I look around the room. Then out the window. Bismillah, I think, I begin in the name of God, the Compassionate, the Merciful.
“Can you keep a secret for me?” I ask.
His eyes widen with excitement.
“Can you memorize it?”
“I memorize a lot of things really fast,” he says.
“You get that from your mumma.”
The comment has pleased him. I search my heart and then I say, “Maybe sometimes you get a phone call from a secret friend.”

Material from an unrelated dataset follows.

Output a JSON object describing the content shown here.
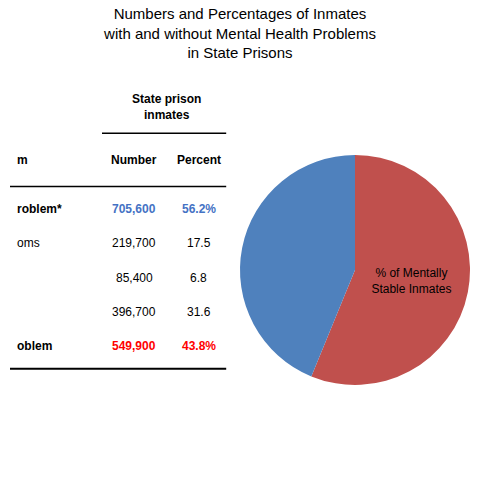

He moves his body away from me a little. His back touches against his pillow. He does not say a word. He’s so clever.
“Maybe you don’t, maybe you do, I’m not asking you to tell me anything,” I say quickly. “But I have an important message, just in case you do, to pass on from me.”
At first, he does not change the expression on his face. Then he nods very solemnly.
“?‘There is another way. Come back, and we will make another path.’ And if he says no, and if he says nothing, will you say this: ‘I used the wrong words. I acted the wrong ways. I will wait, until you are ready. I will always wait for you.’?”
Abbas is quiet. He scoots close to me, his eyes very big, reaches over and touches his palm to my face. He wipes my cheeks dry.
“I memorized it,” he whispers.
“Don’t tell your mumma?” I ask.
“I won’t,” he promises.
I kiss his forehead. I stand to leave. Outside in the hallway, where he cannot see me, I kneel on the floor and I touch my forehead to the ground, overwhelmed by my gratitude to God.
* * *
I SUPPOSE WHAT I need is for you to know these things. That I am sorry about the shoes. That I remember those drives we took to the barbershop. That we did not even realize how good you were at basketball. That I should have encouraged your habit of keeping a notebook. Maybe the two of us can go for ice cream alone, and I can try again to strike up a conversation with you. I’ll prepare a list of the things I can talk to you about casually. And when we reach the ice cream parlor, I can pretend to peruse the cartons of ice cream flavors. I will nod at you to order first and wait to see what you ask for. I want to know if you still ask for pistachio ice cream. I want to know what kind of clothes you wear. If you still keep a notebook. What your job is. If you have a family. What they are like. I want to know if you still do that thing when you lie, if you still press your tongue against your cheek, twist your lips a little. And what that looks like on a man’s face.
* * *
BECAUSE YOU WERE born as you were born. Because neither I nor your mother could hold you immediately, and the doctor advised that though all was well, it was best to take you to the neonatal ward to be observed, to monitor your body and your little lungs, because we could do nothing but agree, I could not do what all fathers must do for their newborn children: hold you up until your ear was right by my mouth and whisper to you the adhaan. The first sound we want our children to hear is the voice of their father, telling the child where it has come from, who its creator is, and whose care it will be in now. Telling the child, there is no God but God, and God is Great. Instead, you heard the patter of footsteps and the rolling whoosh of wheels, doors opening and closing, the ticking of a clock, voices of people who were not your father or your mother. I was not there at the beginning for you. We were separated by a sheet of glass. And maybe this is why I fear you won’t be there for me, when it comes time for my end. Because instead of holding you and delivering that message, I paced the hallway in front of the room where you slept, having already failed you in that first and crucial way.